For the SPD leadership, the results are proof that the party must enter a grand coalition. Failure to do so would likely mean new elections (though this is disputed, as a minority government is also a possibility) and an SPD wipeout. The SPD’s biggest problem, they argue, is not a bad political programme, but a failure to sell the SPD’s achievements to the public.

But is it? The richest 45 Germans now own as much as the bottom 50 per cent. According to French economist Thomas Piketty, German income inequality has now sunk to levels last seen in 1913. Perhaps most shockingly, the nominally left-wing SPD has been in government for 16 of the last 20 years. Whatever it has been doing in office, it hasn’t been nearly enough. And there’s nothing in the present coalition agreement that will change that. Indeed, throughout Europe, mainstream left parties such as the SPD have stuck to their economically centrist programmes and are facing electoral meltdown as a result.

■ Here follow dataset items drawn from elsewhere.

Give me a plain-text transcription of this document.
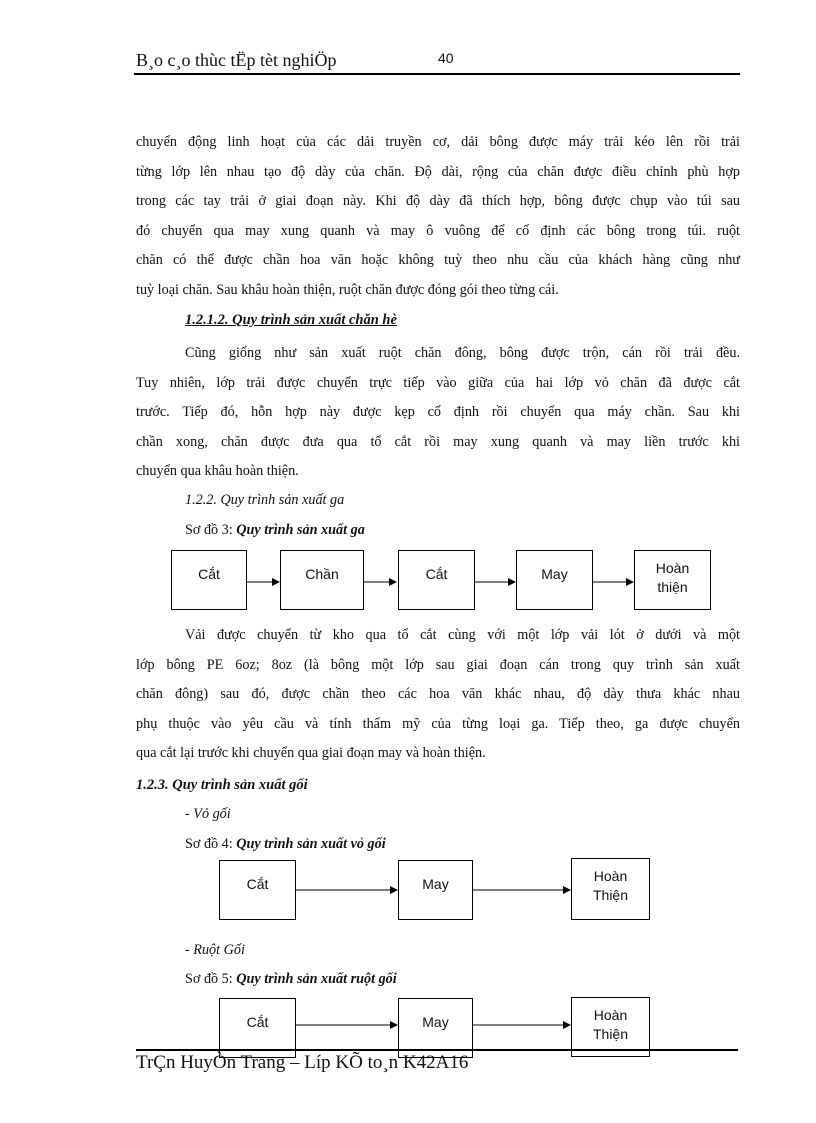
B¸o c¸o thùc tËp tèt nghiÖp	40
chuyển động linh hoạt của các dải truyền cơ, dải bông được máy trải kéo lên rồi trải
từng lớp lên nhau tạo độ dày của chăn. Độ dài, rộng của chăn được điều chỉnh phù hợp
trong các tay trải ở giai đoạn này. Khi độ dày đã thích hợp, bông được chụp vào túi sau
đó chuyển qua may xung quanh và may ô vuông để cố định các bông trong túi. ruột
chăn có thể được chần hoa văn hoặc không tuỳ theo nhu cầu của khách hàng cũng như
tuỳ loại chăn. Sau khâu hoàn thiện, ruột chăn được đóng gói theo từng cái.
1.2.1.2. Quy trình sản xuất chăn hè
Cũng giống như sản xuất ruột chăn đông, bông được trộn, cán rồi trải đều.
Tuy nhiên, lớp trải được chuyển trực tiếp vào giữa của hai lớp vỏ chăn đã được cắt
trước. Tiếp đó, hỗn hợp này được kẹp cố định rồi chuyển qua máy chần. Sau khi
chần xong, chăn được đưa qua tổ cắt rồi may xung quanh và may liền trước khi
chuyển qua khâu hoàn thiện.
1.2.2. Quy trình sản xuất ga
Sơ đồ 3: Quy trình sản xuất ga
Cắt	Chần	Cắt	May	Hoàn thiện
Vải được chuyển từ kho qua tổ cắt cùng với một lớp vải lót ở dưới và một
lớp bông PE 6oz; 8oz (là bông một lớp sau giai đoạn cán trong quy trình sản xuất
chăn đông) sau đó, được chần theo các hoa văn khác nhau, độ dày thưa khác nhau
phụ thuộc vào yêu cầu và tính thẩm mỹ của từng loại ga. Tiếp theo, ga được chuyển
qua cắt lại trước khi chuyển qua giai đoạn may và hoàn thiện.
1.2.3. Quy trình sản xuất gối
- Vỏ gối
Sơ đồ 4: Quy trình sản xuất vỏ gối
Cắt	May	Hoàn Thiện
- Ruột Gối
Sơ đồ 5: Quy trình sản xuất ruột gối
Cắt	May	Hoàn Thiện
TrÇn HuyÒn Trang – Líp KÕ to¸n K42A16
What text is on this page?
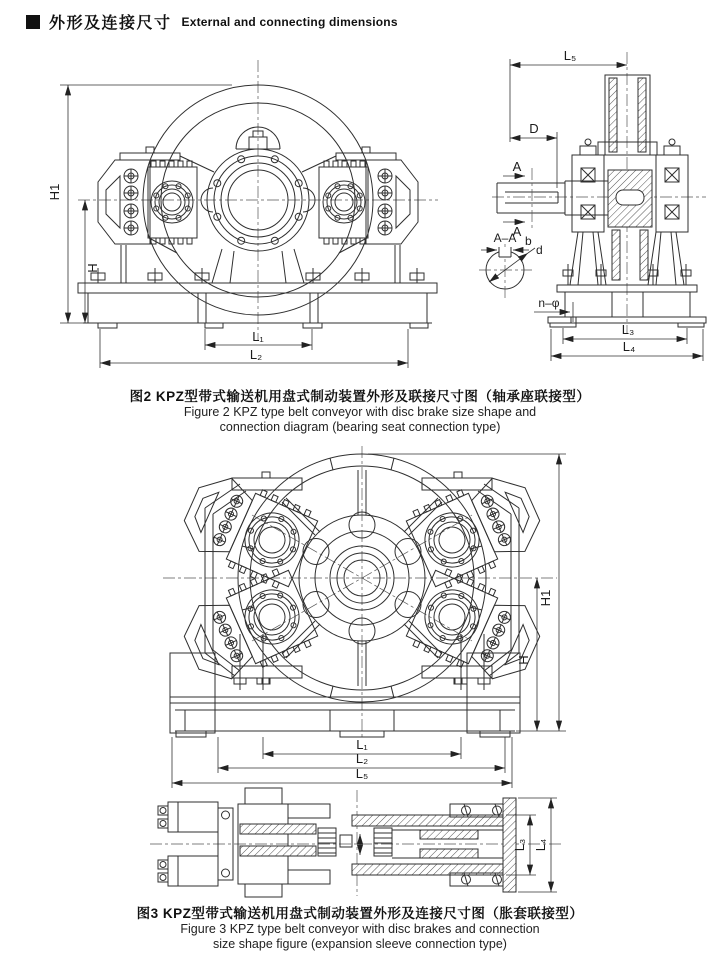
外形及连接尺寸 External and connecting dimensions
H1
H
L₁
L₂
L₅
D
A
A
A–A b
d
n–φ
L₃
L₄
图2 KPZ型带式输送机用盘式制动装置外形及联接尺寸图（轴承座联接型）
Figure 2 KPZ type belt conveyor with disc brake size shape and
connection diagram (bearing seat connection type)
H1
H
L₁
L₂
L₅
L₃ L₄
图3 KPZ型带式输送机用盘式制动装置外形及连接尺寸图（胀套联接型）
Figure 3 KPZ type belt conveyor with disc brakes and connection
size shape figure (expansion sleeve connection type)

The growing popular anger at the status quo is being channeled almost exclusively into the AfD, which presents itself as the alternative to the political mainstream. Rather than blame the massive redistribution of wealth from the bottom to the top, however, the AfD points the finger at the weakest in society: immigrants and refugees.

So how can the SPD turn things around by the next federal election in 2021? 

The party leadership has promised a complete programme of political renewal, as it does after every disappointing result. But even if this promise were kept this time, how credible is political renewal within a government that stands for more of the same? The SPD would be given the finance ministry, but would be wedded to an austerity policy of no new public debt, and no increased tax rises on the rich. 

SPD members are repeatedly exhorted to separate questions of programmatic renewal from the debate about who leads the party. But these questions are fundamentally linked. The SPD’s problem is not its failure to make left-wing promises, but the failure of its leaders to actually keep them, once in office.

The clear counter-example for genuine political renewal and credibility is, of course, Labour under Jeremy Corbyn. In spite of all dire warnings that a left-wing programme was a sure-fire vote-loser, Labour’s massively expanded membership – and later electorate – responded with an unprecedented and unforeseen enthusiasm. 

A radical democratic change on the lines of Labour would save the SPD party from oblivion, and save Germany from an ascendent AfD. But it would come at the cost of the careers of the SPD leadership. Sadly, but perhaps inevitably, they are fighting it tooth and nail.

Having promised an “especially fair” debate, the conflict over the GroKo has suddenly surged to become Germany’s Momentum moment - and the SPD leadership is doing everything it can to quash the debate. Party communications and so-called “dialogue events” pump out a pro-GroKo line. The ballots sent out this week came accompanied by an authoritative three-page letter on why members should vote for the grand coalition.

Whether such desperate measures have worked or not will be revealed when the voting result is announced on 4 March 2018. Online, sentiment is overwhelmingly against the GroKo. But many SPD members (average age is 60) are not online, and are thought to be more conservative.

Whatever the outcome, the debate isn’t going away. If members can decide on a grand coalition, why not on the leadership itself? A direct election for the leadership would democratically reconnect the SPD with its grassroots.

Unless the growth in inequality is turned around, a fundamental reboot of the SPD is ultimately inevitable. Another grand coalition, however, will postpone this process even further. And what will be left of the SPD by then?

Steve Hudson is a Momentum activist and a member of both Labour and the SPD. He lives in Germany, where he chairs the NoGroKo eV campaign group.